Although Aubrey Falls Provincial Park is far to get to, the scenic views are stunning from either of the three directions. Aubrey Falls is an area of Pre-Cambrian bedrock with Jack Pine and Birch trees.

The park itself is very small with minimal amenities. It is considered a non-operating park. There are washrooms and a few picnic tables. The hiking trail in to the falls is 0.8 km and is an easy walk on a wide well kept trail to the bridge. Be sure to sign the park book on the trail in!

Once you get past the bridge, the trail is a little more rugged but easily passable. This trail leads to a beautiful scenic overlook of the falls to the left and a little further up to the right the Brookfield Dam built in 1971.

Just before the walking bridge, if you like to climb the rocks, you can venture right and climb up the right side of the falls for an up close and personal view of the falls.

Tom Thomson, one of the Group of Seven Artists influencers, toured Aubrey Falls in 1912 in the Algoma Region.
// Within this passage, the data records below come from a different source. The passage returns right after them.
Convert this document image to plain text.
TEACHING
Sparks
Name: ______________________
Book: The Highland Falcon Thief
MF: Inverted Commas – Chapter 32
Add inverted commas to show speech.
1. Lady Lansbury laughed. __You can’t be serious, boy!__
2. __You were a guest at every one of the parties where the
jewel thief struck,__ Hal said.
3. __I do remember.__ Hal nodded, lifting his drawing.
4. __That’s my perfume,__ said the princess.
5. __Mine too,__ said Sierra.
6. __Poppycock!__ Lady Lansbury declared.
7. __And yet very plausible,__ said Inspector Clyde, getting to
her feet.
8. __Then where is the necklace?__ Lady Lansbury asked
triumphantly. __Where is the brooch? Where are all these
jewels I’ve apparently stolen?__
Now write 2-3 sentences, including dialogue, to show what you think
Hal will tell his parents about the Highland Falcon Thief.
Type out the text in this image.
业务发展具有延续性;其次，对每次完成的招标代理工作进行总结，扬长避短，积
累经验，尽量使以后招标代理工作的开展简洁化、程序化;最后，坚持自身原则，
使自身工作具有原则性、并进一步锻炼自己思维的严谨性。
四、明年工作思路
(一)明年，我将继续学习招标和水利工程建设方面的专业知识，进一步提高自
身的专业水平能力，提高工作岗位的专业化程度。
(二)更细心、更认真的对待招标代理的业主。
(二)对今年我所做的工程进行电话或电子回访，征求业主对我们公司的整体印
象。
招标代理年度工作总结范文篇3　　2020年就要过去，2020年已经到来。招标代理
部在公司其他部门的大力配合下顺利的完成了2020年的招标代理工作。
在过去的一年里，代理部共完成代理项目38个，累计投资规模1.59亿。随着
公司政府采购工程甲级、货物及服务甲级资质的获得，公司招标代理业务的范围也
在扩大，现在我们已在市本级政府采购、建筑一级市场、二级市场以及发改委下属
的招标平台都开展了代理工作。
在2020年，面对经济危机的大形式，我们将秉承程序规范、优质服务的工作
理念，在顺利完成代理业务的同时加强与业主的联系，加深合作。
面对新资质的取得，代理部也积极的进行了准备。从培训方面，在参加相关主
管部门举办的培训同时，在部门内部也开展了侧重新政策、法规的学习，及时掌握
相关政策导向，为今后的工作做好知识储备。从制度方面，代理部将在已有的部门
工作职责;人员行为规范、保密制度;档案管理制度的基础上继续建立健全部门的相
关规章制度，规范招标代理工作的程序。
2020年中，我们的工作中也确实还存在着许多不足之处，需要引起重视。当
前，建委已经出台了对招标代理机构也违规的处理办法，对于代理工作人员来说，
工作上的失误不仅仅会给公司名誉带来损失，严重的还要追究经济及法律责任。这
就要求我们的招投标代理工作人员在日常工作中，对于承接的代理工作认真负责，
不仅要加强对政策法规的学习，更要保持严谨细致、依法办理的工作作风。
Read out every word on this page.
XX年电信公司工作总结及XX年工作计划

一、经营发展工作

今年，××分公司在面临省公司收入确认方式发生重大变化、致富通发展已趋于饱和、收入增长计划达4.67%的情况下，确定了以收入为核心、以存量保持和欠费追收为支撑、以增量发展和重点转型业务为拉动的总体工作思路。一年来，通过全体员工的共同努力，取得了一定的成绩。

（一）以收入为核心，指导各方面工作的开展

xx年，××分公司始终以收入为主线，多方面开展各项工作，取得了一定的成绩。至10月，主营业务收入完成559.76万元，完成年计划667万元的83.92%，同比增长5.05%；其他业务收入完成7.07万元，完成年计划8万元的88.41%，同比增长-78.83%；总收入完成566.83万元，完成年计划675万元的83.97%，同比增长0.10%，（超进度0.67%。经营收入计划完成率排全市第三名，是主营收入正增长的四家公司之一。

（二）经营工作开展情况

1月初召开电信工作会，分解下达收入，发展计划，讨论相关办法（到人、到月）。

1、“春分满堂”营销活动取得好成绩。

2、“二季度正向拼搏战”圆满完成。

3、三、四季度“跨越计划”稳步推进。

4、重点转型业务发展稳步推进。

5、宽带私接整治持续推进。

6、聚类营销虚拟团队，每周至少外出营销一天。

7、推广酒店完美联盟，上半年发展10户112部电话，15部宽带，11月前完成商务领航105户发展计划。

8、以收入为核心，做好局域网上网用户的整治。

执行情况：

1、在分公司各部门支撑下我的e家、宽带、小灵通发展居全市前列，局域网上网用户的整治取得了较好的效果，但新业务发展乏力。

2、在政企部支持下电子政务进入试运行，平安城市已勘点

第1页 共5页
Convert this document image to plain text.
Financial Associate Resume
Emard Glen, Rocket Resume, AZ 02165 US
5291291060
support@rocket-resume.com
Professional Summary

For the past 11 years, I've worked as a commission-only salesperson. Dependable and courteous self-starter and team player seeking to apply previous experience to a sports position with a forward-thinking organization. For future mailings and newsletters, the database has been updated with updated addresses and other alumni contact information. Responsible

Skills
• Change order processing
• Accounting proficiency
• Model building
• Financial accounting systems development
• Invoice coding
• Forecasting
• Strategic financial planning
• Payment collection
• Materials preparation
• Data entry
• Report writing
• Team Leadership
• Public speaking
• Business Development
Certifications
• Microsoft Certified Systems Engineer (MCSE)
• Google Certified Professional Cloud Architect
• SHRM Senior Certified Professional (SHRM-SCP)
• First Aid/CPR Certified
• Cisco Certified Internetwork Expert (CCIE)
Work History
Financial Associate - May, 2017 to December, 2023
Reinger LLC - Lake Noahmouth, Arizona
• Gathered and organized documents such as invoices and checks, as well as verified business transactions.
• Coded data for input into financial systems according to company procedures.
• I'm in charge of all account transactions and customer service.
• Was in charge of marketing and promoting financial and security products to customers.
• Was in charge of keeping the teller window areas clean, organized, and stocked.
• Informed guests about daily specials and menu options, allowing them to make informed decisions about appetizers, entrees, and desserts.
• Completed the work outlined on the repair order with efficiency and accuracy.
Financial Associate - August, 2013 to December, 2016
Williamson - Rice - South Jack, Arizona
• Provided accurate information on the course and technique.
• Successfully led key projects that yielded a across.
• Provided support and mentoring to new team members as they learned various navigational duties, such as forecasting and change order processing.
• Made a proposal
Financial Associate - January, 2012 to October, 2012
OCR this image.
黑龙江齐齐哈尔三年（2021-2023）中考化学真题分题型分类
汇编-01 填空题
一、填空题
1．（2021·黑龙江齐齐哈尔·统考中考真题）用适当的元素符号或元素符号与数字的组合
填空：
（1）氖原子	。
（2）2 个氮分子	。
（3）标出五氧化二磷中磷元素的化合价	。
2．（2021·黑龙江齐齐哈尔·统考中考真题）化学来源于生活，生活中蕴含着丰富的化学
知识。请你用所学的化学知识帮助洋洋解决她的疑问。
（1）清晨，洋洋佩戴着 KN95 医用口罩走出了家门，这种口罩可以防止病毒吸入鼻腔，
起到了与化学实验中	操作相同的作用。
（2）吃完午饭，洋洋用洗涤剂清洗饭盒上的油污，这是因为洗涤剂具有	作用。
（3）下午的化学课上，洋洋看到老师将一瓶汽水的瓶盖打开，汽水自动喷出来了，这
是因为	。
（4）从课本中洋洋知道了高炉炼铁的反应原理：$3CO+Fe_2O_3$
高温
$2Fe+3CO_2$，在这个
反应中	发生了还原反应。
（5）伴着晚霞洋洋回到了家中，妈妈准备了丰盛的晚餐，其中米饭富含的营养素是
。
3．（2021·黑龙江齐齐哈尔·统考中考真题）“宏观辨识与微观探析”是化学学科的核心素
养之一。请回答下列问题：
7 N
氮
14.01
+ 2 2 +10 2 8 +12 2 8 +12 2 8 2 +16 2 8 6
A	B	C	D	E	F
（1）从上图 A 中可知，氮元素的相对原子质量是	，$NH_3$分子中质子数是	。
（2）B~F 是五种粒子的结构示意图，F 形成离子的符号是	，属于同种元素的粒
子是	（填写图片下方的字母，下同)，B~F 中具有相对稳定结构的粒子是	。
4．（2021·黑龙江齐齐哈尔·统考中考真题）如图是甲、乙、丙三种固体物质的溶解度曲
From Moments of Algoma — Tom Thomson paddled the Mississagi River in an epic two-month trip in the summer of 1912, six years before the later Group of Seven began their famous “box-car excursion” to Algoma.

As you travel to and from Aubrey Falls on Highway 129, many sections of the drive take you along the banks of the river and the breathtaking scenery that Thomson described as “the finest canoe trip in the world.” There is a monument erected just before the falls in memory of Tom Thomson.